Moisture can be a big deal for some soft plastics if left in boxes. I have seen mold attack Berkley power worms before; along with a few unidentified brands. The big deal with having them in any sort of container is just keeping them out of a damp dark place. I saw this happen when my dad left one box in his bass boat over the winter ( there was a little rain that got into one of the dry boxes ) mold ate/destroyed around $15 worth of soft plastics. Boxes are great to put soft plastics in. My dad still has two boxes full of Phantom soft plastics that have been in them for 20+ years. They never go bad if kept properly. There is a running joke in my family that my dad has enough new old stock unopened to open up his own tackle shop :LOL2:


----------



## BR1

I used to put my soft plastic's in a bait box but some of them melted and messed up the box. I have since been storing them in the bags they come it. I got a tackle bag and took the boxes out and put the bags in. This way I know which brand bait I'm using and which color.


----------



## stevesecotec02

I keep them in tje bags they came in. My tackle bag has multiple zipperd pockets and I keep them seperated by type of bait ... 1 for flukes 1 for worms 1 for tubes 1 for creature baits and 1 for jig trailers.


----------



## fish devil

:twisted: Not sure why you would not use the original package. My soft plastics are stored in a Black & Decker power drill tool bag(small & compact). Probably have over twenty packages in there.


----------



## muskiemike12

I was assuming that everyone buys them in bulk. I order most of mine from this eBay store muskybassbaits101. This place has great prices on high quality plastics.


----------



## vahunter

I have lots of soft plastic so heres what i do:
Get some gallon or quart Ziplocs depending on how many plastics you have. Label them in categories. Mine are: senkos, <7" worms, >7" worms, lizards, craws, creature. Layout and organize your plastics. Keep them in the original packaging. Then i found a Tupperware that fits the plastics just right or you can store them in a hatch when im not fishing I keep them out of the heat.
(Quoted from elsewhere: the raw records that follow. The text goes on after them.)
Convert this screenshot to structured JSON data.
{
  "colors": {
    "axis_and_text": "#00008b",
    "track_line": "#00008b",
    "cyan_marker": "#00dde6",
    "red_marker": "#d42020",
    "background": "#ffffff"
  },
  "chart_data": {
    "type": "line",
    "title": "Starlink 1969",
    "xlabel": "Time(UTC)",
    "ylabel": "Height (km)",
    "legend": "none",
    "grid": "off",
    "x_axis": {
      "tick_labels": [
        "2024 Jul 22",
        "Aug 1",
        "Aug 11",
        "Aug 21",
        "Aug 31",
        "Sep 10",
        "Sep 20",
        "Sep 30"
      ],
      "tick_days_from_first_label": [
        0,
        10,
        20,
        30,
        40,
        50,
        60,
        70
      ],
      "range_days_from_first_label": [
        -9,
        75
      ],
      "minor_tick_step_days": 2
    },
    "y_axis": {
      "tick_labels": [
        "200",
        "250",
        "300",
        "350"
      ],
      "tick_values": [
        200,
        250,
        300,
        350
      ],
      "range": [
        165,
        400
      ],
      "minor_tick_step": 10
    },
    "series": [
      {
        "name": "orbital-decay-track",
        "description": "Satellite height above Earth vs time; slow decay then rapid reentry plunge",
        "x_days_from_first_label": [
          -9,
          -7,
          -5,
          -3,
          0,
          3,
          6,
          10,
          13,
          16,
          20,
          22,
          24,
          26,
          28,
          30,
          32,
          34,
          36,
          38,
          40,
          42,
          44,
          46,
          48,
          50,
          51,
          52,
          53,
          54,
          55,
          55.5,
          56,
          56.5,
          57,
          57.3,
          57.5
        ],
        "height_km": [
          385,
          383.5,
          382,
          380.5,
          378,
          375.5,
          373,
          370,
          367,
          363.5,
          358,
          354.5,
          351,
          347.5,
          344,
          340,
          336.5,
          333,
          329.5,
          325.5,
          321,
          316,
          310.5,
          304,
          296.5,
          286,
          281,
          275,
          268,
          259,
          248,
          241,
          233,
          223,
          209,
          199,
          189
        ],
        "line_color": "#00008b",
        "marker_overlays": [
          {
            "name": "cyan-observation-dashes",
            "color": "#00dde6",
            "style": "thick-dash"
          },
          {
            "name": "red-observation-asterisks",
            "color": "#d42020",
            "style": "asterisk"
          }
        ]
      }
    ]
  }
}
Edit: now that I think of it I think wired2fish just had something like this.


----------



## MONT.RAM

I like to keep mine in the bags they come in. I also stumbled across this neat little system awhile back and I think I will be using these when I get to redo my boat.

https://www.easyviewtackle.com/

Basically just like the chip holders in a C Store, and a reasonable price I think. 
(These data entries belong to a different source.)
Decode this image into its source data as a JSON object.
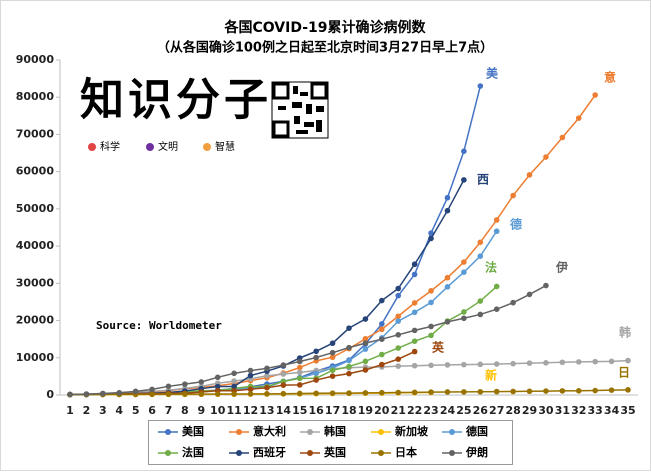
{
  "chart_data": {
    "type": "line",
    "title": "各国COVID-19累计确诊病例数",
    "subtitle": "（从各国确诊100例之日起至北京时间3月27日早上7点）",
    "annotation": "Source: Worldometer",
    "logo": {
      "name": "知识分子",
      "tags": [
        "科学",
        "文明",
        "智慧"
      ]
    },
    "categories": [
      "1",
      "2",
      "3",
      "4",
      "5",
      "6",
      "7",
      "8",
      "9",
      "10",
      "11",
      "12",
      "13",
      "14",
      "15",
      "16",
      "17",
      "18",
      "19",
      "20",
      "21",
      "22",
      "23",
      "24",
      "25",
      "26",
      "27",
      "28",
      "29",
      "30",
      "31",
      "32",
      "33",
      "34",
      "35"
    ],
    "ylim": [
      0,
      90000
    ],
    "yticks": [
      0,
      10000,
      20000,
      30000,
      40000,
      50000,
      60000,
      70000,
      80000,
      90000
    ],
    "grid": false,
    "legend": "bottom",
    "series": [
      {
        "name": "美国",
        "label": "美",
        "color": "#4472c4",
        "values": [
          100,
          124,
          158,
          221,
          319,
          435,
          541,
          704,
          994,
          1301,
          1697,
          2247,
          2943,
          3680,
          4663,
          6411,
          7786,
          9400,
          13680,
          19101,
          26700,
          32400,
          43500,
          53000,
          65500,
          83000,
          null,
          null,
          null,
          null,
          null,
          null,
          null,
          null,
          null
        ]
      },
      {
        "name": "意大利",
        "label": "意",
        "color": "#ed7d31",
        "values": [
          155,
          229,
          322,
          400,
          650,
          888,
          1128,
          1694,
          2036,
          2502,
          3089,
          3858,
          4636,
          5883,
          7375,
          9172,
          10149,
          12462,
          15113,
          17660,
          21157,
          24747,
          27980,
          31506,
          35713,
          41035,
          47021,
          53578,
          59138,
          63927,
          69176,
          74386,
          80589,
          null,
          null
        ]
      },
      {
        "name": "韩国",
        "label": "韩",
        "color": "#a5a5a5",
        "values": [
          104,
          204,
          433,
          602,
          833,
          977,
          1261,
          1766,
          2337,
          3150,
          3736,
          4335,
          5186,
          5621,
          6088,
          6593,
          7041,
          7314,
          7478,
          7513,
          7755,
          7869,
          7979,
          8086,
          8162,
          8236,
          8320,
          8413,
          8565,
          8652,
          8799,
          8897,
          8961,
          9037,
          9241
        ]
      },
      {
        "name": "新加坡",
        "label": "新",
        "color": "#ffc000",
        "values": [
          110,
          112,
          117,
          130,
          138,
          150,
          160,
          166,
          178,
          200,
          212,
          226,
          243,
          266,
          313,
          345,
          385,
          432,
          455,
          509,
          558,
          631,
          683,
          null,
          null,
          null,
          null,
          null,
          null,
          null,
          null,
          null,
          null,
          null,
          null
        ]
      },
      {
        "name": "德国",
        "label": "德",
        "color": "#5b9bd5",
        "values": [
          100,
          130,
          159,
          196,
          262,
          482,
          670,
          799,
          1040,
          1176,
          1457,
          1908,
          2078,
          3675,
          4585,
          5795,
          7272,
          9257,
          12327,
          15320,
          19848,
          22213,
          24873,
          29056,
          33000,
          37300,
          44000,
          null,
          null,
          null,
          null,
          null,
          null,
          null,
          null
        ]
      },
      {
        "name": "法国",
        "label": "法",
        "color": "#70ad47",
        "values": [
          100,
          130,
          191,
          204,
          285,
          377,
          653,
          949,
          1126,
          1209,
          1784,
          2281,
          2281,
          3661,
          4469,
          4499,
          6633,
          7652,
          9043,
          10871,
          12612,
          14459,
          16018,
          19856,
          22304,
          25233,
          29155,
          null,
          null,
          null,
          null,
          null,
          null,
          null,
          null
        ]
      },
      {
        "name": "西班牙",
        "label": "西",
        "color": "#264478",
        "values": [
          120,
          165,
          222,
          259,
          400,
          500,
          673,
          1073,
          1695,
          2277,
          2277,
          5232,
          6391,
          7798,
          9942,
          11748,
          13910,
          17963,
          20410,
          25374,
          28603,
          35136,
          42058,
          49515,
          57786,
          null,
          null,
          null,
          null,
          null,
          null,
          null,
          null,
          null,
          null
        ]
      },
      {
        "name": "英国",
        "label": "英",
        "color": "#9e480e",
        "values": [
          116,
          164,
          207,
          274,
          322,
          384,
          459,
          459,
          802,
          1144,
          1145,
          1551,
          1960,
          2642,
          2716,
          4014,
          5067,
          5745,
          6726,
          8164,
          9640,
          11658,
          null,
          null,
          null,
          null,
          null,
          null,
          null,
          null,
          null,
          null,
          null,
          null,
          null
        ]
      },
      {
        "name": "日本",
        "label": "日",
        "color": "#997300",
        "values": [
          105,
          132,
          144,
          156,
          164,
          186,
          210,
          230,
          239,
          254,
          268,
          284,
          317,
          348,
          407,
          454,
          487,
          514,
          568,
          619,
          675,
          716,
          780,
          814,
          829,
          873,
          917,
          950,
          1007,
          1054,
          1101,
          1128,
          1193,
          1307,
          1387
        ]
      },
      {
        "name": "伊朗",
        "label": "伊",
        "color": "#636363",
        "values": [
          139,
          245,
          388,
          593,
          978,
          1501,
          2336,
          2922,
          3513,
          4747,
          5823,
          6566,
          7161,
          8042,
          9000,
          10075,
          11364,
          12729,
          13938,
          14991,
          16169,
          17361,
          18407,
          19644,
          20610,
          21638,
          23049,
          24811,
          27017,
          29406,
          null,
          null,
          null,
          null,
          null
        ]
      }
    ]
  }
}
Anybody have or ever used these?


----------



## Jim

I was going to purchase that system for my last boat but then I sold it. I will use it for my next boat with storage for sure.


----------



## Loggerhead Mike

I use the bass pro binder and keep plastics in their original bags


----------



## BigTerp

The easy view tackle system looks pretty neat.


----------



## El_Guapo

In my old boat, I tried a few systems. The best ended up being to keep them in their original bags stored "file drawer" style in a series of plastic Sterilite boxes. For my current backseating status, I forked it over for a couple of Plano 1098 binders. The binders work really well, especially for Roboworm and other brands that don't use a zipper seal bag. 
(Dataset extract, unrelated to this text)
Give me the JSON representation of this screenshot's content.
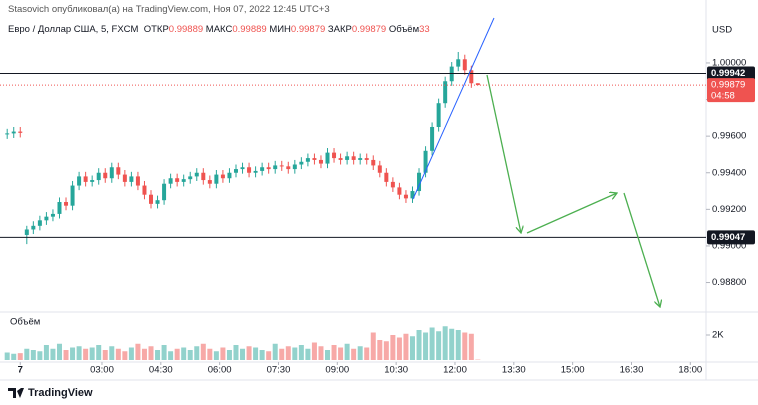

When I get to reassembling the new boat, I'm going to try and engineer in some racks that I can slide the old Sterilite boxes in again, with a little more of a "custom solution" vibe.


----------



## Dark3

I have a boat bag that essentially is a plastic duffel. Inside I have a spinnerbait box by flambuea. I decide what plastics I will want to take and put the packs in the box. For storing all my plastics at home, I use long tupperware containers they sell at dollar general for like 3 bucks. Perfect size


----------



## shu2kill

[url=https://www.tinboats.net/forum/viewtopic.php?p=343509#p343509 said:


> BigTerp » 03 Mar 2014, 10:45[/url]"]How do you guys store your soft plastics? *In the orginial bag, Plano boxes,* or something different? I recently picked up a tackle bag that holds several of the Plano type plastic boxes. Would be nice to have one dedicated to my soft plastics, but I'm not sure if I have to worry about them drying out, getting stiff, etc.? I've always keep my soft plastics in the orginal bag sealed up for this reason. But hauling around several different bags of plastics gets annoying. Using a Plano type box would tidy up my tackle bag a bunch.



i store them in the original bag, and store the bags in Plano boxes. this keeps them organized and easy to identify, if you remove the air and fold them properly, you can fit about 16 bags per 3700 tray, 4 per row, removing all the dividers leaving only 4 long compartments, and storing 4 bags per compartment. on some bulky baits you may only store 2 per compartment though...


----------



## jethro

I bought a Plano soft plastic binder, but after a year the ziplock binder bags got nasty and discolored, now I just use the binder as a storage bag and keep them in the original bags.


----------



## WPS

I used to keep mine in Plano boxes, but now I keep them in the package they came in.


----------